GUCCI MANE - The Movie

Mixtapes

GUCCI MANE - The Movie

The story of the hip-hop mixtape is, for a large part, related to Gucci Mane's career. The two converged with Chicken Talk, in 2006. Their relationship continued in 2007 with several other releases, No Pen, No Pencil being an important one. And in 2008, it reached its cruising speed with even more projects. One of them was The Movie, a mixtape about cinema and celebrity – Guwop compared himself to movie actors or characters on "Feelin Myself", "I'm a Star" and "I Live in a TV" – was released for the first time under the Gangsta Grillz umbrella. This was, indeed, Gucci Mane’s first collaboration with DJ Drama, and as such a highlight in his career.

GUCCI MANE - The Movie

It was now obvious that Gucci Mane’s status had changed. “Love for Money”, for example, a declaration of love to cash, was a radio-friendly song with famous rappers and singers from various backgrounds like Bun B, LA The Darkman, Flo Rida, and Trey Songz. This track, however, was a single from Willie the Kid’s Absolute Greatness, and not a pure Guwop one. He was there to make up the numbers, and his most typical style was to be found elsewhere on the mixtape.

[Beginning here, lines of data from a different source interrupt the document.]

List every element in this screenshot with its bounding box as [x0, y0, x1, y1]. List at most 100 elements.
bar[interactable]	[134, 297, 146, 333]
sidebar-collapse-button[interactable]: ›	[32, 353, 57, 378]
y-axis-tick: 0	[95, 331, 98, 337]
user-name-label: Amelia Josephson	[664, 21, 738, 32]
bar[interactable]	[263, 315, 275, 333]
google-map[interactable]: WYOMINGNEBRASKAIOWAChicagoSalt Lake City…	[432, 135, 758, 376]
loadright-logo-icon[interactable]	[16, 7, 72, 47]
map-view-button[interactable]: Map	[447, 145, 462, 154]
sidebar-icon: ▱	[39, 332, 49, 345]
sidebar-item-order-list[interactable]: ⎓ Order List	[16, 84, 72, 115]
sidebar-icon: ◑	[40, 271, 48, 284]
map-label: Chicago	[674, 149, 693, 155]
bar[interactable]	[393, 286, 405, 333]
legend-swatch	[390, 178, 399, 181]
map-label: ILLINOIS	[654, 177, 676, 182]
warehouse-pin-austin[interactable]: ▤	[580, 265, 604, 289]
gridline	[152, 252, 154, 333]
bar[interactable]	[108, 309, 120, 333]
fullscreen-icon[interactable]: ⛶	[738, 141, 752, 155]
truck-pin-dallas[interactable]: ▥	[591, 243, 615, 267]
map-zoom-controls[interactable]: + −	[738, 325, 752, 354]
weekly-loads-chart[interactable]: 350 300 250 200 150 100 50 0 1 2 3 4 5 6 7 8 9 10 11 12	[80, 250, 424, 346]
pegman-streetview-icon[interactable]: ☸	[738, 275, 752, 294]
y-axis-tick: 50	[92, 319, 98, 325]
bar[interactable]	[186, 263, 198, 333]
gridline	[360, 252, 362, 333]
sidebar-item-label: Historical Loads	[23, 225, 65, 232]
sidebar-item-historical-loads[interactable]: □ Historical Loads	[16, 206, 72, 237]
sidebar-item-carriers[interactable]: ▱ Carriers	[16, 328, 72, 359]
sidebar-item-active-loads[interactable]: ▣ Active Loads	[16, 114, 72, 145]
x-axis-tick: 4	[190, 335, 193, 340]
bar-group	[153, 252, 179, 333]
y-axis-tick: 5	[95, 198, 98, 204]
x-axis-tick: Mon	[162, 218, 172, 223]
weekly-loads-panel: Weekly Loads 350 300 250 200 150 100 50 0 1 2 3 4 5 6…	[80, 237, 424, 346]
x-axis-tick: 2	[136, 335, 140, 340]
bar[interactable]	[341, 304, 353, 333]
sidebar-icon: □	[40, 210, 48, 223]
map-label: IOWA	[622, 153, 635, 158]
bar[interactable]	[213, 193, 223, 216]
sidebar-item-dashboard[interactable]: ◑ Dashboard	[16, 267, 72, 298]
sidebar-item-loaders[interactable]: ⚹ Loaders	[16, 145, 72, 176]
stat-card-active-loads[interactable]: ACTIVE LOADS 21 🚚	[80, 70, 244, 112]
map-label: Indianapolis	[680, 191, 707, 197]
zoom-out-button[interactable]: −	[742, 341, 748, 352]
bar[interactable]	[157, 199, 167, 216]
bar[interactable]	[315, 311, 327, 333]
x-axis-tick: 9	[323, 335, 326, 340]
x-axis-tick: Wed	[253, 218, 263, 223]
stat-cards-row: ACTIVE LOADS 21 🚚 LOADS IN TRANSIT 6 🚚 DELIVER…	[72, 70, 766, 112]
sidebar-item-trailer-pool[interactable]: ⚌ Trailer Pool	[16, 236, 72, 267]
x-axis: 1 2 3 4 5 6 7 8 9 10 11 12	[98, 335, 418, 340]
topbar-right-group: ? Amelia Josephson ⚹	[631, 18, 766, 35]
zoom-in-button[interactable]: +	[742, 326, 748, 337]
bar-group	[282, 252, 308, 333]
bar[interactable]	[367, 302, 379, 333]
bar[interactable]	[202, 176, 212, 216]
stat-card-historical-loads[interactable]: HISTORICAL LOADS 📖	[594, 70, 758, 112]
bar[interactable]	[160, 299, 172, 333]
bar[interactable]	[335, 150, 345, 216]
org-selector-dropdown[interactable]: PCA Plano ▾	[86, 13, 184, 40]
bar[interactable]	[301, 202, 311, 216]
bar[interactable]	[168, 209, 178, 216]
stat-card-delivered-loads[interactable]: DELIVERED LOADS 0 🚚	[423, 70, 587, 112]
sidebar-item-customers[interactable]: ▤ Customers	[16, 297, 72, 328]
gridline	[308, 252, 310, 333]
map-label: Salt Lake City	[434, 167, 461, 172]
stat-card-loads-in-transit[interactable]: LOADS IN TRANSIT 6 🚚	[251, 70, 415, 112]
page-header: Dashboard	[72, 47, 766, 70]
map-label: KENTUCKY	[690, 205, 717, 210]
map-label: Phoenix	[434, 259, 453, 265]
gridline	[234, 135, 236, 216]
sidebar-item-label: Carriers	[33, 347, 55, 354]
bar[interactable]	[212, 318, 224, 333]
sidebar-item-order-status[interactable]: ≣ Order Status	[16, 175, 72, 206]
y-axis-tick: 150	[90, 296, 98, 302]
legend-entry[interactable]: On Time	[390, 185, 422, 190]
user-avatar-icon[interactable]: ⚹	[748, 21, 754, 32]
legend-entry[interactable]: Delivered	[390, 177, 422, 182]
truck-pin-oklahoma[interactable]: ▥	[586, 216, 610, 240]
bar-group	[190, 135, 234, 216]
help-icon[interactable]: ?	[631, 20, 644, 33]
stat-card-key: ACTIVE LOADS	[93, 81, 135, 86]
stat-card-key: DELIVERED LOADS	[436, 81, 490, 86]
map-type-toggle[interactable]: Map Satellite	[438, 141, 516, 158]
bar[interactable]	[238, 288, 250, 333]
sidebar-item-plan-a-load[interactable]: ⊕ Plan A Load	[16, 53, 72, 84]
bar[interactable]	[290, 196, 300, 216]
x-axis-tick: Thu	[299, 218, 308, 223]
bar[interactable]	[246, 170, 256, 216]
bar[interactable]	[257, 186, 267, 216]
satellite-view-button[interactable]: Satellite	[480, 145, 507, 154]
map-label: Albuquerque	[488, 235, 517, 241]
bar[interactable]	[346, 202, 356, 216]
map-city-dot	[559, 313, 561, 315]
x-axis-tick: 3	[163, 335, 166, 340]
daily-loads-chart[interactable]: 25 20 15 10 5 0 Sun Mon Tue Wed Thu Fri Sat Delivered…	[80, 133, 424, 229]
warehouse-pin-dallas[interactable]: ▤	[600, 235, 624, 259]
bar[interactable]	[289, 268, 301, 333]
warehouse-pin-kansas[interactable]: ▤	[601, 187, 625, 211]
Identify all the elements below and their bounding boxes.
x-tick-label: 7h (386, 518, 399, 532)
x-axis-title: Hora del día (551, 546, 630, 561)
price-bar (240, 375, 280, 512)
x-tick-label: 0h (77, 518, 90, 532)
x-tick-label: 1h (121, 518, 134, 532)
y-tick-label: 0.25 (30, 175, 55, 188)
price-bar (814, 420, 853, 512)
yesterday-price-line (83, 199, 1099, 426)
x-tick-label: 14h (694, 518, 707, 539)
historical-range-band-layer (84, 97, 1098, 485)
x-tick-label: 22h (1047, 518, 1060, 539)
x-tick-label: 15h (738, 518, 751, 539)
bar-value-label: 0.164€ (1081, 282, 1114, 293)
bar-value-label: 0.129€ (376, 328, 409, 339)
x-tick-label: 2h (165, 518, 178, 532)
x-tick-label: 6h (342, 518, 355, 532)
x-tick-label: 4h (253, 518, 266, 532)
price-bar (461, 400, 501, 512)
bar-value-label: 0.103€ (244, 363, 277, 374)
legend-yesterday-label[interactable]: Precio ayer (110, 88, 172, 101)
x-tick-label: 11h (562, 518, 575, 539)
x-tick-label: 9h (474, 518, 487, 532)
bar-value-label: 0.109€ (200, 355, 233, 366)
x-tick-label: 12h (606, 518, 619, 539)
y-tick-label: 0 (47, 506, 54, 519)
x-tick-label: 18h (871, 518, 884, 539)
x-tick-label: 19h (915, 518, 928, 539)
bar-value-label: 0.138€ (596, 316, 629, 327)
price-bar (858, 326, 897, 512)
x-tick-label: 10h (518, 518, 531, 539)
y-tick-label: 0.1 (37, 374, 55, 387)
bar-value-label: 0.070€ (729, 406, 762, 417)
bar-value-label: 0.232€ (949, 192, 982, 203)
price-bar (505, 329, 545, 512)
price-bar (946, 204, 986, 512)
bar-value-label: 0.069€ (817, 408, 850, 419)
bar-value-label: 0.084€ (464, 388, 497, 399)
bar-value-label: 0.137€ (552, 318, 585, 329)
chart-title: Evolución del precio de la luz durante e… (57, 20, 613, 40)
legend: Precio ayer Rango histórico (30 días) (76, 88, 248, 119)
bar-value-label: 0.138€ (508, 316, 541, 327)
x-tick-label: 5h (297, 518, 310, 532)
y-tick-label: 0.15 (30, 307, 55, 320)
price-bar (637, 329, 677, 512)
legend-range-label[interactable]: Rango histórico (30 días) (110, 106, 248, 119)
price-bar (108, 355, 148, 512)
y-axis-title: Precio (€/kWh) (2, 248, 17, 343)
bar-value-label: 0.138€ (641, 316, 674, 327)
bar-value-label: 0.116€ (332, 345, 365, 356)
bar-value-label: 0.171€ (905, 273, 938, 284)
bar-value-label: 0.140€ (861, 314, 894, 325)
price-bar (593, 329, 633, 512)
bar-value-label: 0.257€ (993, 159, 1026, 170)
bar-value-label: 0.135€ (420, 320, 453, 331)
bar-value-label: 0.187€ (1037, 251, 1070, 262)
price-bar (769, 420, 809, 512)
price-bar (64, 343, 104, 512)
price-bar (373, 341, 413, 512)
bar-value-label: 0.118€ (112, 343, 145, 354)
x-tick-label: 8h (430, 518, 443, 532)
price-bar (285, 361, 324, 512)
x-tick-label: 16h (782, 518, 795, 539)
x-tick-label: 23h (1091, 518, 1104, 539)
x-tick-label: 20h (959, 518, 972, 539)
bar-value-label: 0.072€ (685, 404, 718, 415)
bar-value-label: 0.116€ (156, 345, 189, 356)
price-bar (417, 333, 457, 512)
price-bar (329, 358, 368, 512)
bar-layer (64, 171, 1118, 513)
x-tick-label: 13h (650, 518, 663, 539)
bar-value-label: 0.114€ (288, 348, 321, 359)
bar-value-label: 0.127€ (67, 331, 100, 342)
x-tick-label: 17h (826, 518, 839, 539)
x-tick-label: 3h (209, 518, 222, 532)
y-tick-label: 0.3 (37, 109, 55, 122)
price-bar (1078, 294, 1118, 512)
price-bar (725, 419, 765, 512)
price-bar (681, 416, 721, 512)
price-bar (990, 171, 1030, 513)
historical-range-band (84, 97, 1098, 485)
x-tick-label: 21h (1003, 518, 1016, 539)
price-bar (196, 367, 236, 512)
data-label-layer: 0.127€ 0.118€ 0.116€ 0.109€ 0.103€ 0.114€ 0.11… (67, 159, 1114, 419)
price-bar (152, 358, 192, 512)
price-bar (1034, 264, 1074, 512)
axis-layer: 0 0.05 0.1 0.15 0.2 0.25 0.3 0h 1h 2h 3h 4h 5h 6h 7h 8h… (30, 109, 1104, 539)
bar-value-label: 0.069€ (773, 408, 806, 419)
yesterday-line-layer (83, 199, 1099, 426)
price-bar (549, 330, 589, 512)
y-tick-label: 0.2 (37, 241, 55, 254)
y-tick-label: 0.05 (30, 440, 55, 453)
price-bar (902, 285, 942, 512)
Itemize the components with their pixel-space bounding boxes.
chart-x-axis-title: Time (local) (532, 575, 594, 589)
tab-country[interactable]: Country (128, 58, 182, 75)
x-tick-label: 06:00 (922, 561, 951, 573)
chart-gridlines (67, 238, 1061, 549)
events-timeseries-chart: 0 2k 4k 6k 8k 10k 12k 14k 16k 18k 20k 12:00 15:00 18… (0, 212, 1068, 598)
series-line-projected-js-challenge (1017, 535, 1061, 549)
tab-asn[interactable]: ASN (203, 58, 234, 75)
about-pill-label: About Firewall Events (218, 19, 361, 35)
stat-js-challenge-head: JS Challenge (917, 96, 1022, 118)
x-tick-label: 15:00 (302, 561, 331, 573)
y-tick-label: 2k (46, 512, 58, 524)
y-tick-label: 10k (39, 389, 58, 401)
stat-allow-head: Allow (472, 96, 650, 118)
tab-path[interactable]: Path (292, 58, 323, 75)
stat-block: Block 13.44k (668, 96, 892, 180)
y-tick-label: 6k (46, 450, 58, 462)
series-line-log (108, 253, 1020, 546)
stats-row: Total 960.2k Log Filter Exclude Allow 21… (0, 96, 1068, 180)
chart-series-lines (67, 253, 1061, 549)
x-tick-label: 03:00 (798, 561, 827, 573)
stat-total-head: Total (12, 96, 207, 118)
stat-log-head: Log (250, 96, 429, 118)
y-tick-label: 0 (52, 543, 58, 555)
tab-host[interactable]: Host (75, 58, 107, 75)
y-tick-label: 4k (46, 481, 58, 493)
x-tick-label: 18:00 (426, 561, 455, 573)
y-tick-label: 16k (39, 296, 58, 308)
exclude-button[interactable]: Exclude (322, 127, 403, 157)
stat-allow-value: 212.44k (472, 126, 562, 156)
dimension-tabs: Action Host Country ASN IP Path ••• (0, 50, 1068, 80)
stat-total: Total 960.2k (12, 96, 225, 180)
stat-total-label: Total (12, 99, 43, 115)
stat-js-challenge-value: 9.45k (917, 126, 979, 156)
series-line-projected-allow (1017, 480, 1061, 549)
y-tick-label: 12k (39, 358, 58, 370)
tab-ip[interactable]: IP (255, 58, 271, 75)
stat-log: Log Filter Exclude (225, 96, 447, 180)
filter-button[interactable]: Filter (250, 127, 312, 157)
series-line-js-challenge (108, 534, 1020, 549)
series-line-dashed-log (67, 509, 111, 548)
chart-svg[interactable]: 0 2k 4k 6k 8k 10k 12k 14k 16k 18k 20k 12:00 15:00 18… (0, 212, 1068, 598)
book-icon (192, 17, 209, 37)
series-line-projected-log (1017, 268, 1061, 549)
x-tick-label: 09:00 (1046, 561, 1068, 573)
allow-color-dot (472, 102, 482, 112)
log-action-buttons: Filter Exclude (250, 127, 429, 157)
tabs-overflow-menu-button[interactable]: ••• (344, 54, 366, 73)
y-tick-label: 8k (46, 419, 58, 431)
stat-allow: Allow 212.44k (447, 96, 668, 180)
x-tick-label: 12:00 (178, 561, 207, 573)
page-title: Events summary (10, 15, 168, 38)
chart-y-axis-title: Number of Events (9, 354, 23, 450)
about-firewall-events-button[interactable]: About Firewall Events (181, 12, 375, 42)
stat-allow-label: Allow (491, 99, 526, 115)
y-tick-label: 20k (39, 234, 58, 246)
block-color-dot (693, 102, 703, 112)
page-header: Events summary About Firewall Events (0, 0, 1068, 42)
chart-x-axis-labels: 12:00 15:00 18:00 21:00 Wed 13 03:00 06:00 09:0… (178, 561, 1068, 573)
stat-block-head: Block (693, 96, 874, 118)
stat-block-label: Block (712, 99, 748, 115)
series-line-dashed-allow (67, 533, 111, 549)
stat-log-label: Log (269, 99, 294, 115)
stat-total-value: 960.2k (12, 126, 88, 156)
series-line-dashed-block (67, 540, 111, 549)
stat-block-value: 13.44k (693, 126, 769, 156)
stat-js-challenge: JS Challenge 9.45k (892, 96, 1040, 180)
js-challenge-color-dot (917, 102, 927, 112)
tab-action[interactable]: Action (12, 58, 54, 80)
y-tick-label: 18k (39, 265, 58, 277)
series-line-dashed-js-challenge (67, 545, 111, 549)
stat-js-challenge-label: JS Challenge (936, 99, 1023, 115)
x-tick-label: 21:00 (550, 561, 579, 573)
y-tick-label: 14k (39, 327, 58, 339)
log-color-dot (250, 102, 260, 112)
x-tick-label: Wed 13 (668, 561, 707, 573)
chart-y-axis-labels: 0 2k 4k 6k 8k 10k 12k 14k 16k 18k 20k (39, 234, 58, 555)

On The Movie, indeed, Gucci Mane delivered his regular ego-trips, like "Feelin Myself", "I'm a Star", a pleasant "Photoshoot" produced by Drumma Boy, and "Killed the Parking Lot", a collaboration with a not-famous-yet Mike Will. As usual, such tracks glorified drug dealing, like "Smoke", another one with Willie the Kid. Or they fantasized about some luxury life made of cars and girls, like "Top of the World" and "You Know What It Is 2". In a humoristic way, the narrator bragged about his sexual prowess on "Bachelor Pad", or his seduction power on "Show Me" and "Shirt Off". And each of these tracks, as always, was full of outrage and excess.

The Atlanta rapper, however, had better assets than such routines. One of them was a track dedicated to his home State, Georgia, a collaboration with Gorilla Zoe sampling Brook Benton’s standard "Rainy Night in Georgia". Another one was "Money Tell", a song full of hyperboles ("My money tall as a house, Mansion tall as a building, my money tall as the ceiling, my money tall as the ceiling"), he delivered relentlessly, in so absurd a mode that it bordered abstraction and it alluded to the mental alienation the rapper refered to later on, with "Lost My Mind".

One year after, Gucci Mane would benefit from his hard work and his many mixtapes. He would deliver others, join Warner, release two albums, and benefit from an unprecedented media coverage. In 2009, also, two of his projects would be new installments of this Movie mixtape, confirming that this first collaboration with DJ Drama as a milestone in his career.